Mile High Steel. This compelling exhibit was organized by Dennis Walla, who sifted through the archives of Otto Roach, a mid-twentieth-century commercial photographer who founded Roach Studios (now Roach Photos Inc.) in the 1930s. "I wanted to do something on industrial photography," says Walla, who is a co-owner of Gallery Roach. "And as I was going through the archives, I discovered that most of it was from the early '40s, and the photos were of Denver companies doing work for the war effort." Ultimately, Walla selected more than three dozen images related to eleven different metal fabricators, a number of them in what is now the River North area, for Mile High Steel: Denver's Steel Fabrication Industry during World War II. Roach was hired by these local companies to produce photos that would help them get government contracts, and they did. Despite the original intent of the photos, which are created from vintage 8x10-inch negatives, Roach brought a tremendous sense of artistry to them. Through January 31 at Gallery Roach, 860 Broadway, 303-839-5202. Reviewed November 30.
60 Years of Colorado Modernism, et al. Among the specialties of the Kirkland Museum in Capitol Hill is art made in Colorado -- in particular, modern art, which makes sense, because the late Vance Kirkland, for whom the museum is named, was Denver's premier mid-century modernist. The current exhibit, 60 Years of Colorado Modernism, put together by director and founder Hugh Grant, ambles through the two-story facility, with pieces culled from the museum's extensive collection, including examples by Kirkland himself along with the work of Herbert Bayer, Al Wynne, Robert Mangold, Beverly Rosen, Martha Daniels, Betty Woodman and more.
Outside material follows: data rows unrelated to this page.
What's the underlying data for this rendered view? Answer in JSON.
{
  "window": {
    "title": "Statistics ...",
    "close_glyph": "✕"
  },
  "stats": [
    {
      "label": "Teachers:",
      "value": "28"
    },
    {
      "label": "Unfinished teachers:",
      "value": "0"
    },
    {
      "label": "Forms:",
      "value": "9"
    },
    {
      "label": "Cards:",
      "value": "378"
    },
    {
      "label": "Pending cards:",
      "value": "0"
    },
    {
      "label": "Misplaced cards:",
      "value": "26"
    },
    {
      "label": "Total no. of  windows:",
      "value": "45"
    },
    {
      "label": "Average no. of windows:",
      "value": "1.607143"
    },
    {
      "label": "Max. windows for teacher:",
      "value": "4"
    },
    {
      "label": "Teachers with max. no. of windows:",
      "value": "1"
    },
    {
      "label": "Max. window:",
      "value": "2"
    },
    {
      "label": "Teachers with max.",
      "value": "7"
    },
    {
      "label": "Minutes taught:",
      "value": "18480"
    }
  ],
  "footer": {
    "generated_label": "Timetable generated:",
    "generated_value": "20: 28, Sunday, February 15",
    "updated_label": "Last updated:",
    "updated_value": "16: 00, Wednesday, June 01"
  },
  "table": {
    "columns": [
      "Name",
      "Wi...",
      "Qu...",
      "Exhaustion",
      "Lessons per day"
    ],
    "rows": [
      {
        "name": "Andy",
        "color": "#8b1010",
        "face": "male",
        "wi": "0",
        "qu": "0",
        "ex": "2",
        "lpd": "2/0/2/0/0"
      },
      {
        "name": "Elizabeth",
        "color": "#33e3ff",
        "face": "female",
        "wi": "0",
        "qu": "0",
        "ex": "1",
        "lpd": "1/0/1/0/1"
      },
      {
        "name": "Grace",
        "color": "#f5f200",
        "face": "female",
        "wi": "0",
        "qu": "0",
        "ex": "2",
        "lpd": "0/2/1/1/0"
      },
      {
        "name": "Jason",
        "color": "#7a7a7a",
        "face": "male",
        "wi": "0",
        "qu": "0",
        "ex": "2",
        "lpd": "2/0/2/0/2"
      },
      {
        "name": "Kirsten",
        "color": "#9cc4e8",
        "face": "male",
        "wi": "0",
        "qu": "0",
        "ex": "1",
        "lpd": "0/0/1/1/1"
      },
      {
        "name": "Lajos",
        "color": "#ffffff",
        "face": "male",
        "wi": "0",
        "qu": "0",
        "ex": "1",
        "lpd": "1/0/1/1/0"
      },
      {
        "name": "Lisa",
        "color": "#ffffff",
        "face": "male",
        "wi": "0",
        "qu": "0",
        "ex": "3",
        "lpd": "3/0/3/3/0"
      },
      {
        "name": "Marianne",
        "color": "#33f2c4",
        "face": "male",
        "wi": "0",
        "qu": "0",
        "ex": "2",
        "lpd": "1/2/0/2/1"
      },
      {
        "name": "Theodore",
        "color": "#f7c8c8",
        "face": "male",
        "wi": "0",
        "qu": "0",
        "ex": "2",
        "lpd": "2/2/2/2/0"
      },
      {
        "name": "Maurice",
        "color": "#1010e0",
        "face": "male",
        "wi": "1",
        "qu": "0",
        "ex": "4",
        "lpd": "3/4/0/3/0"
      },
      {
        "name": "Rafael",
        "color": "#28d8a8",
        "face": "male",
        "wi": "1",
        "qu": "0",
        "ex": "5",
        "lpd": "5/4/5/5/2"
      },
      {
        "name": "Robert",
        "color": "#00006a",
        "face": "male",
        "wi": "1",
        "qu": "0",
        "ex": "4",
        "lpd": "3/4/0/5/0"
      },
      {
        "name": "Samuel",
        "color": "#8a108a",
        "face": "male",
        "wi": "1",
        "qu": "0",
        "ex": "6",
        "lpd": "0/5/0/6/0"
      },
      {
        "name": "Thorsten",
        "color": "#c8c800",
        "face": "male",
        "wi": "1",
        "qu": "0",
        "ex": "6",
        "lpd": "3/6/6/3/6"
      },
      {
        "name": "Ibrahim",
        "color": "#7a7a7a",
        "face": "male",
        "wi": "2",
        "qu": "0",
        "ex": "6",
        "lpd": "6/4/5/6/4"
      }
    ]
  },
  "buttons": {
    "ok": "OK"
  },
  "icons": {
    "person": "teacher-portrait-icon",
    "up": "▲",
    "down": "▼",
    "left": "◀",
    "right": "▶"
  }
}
Another specialty of the Kirkland is design and decor, and the other show there, From Framing to Furnishing, highlights architects' work owned by the Kirkland. This show, too, runs throughout the museum, with pieces indicated by special blue tags. Creations by legendary designers such as Frank Lloyd Wright, Joseph Hoffman, Donald Deskey, Gio Ponti and scores of others are featured. Through March 4 at the Kirkland Museum of Fine & Decorative Art, 1311 Pearl Street, 303-832-8576. Reviewed December 21.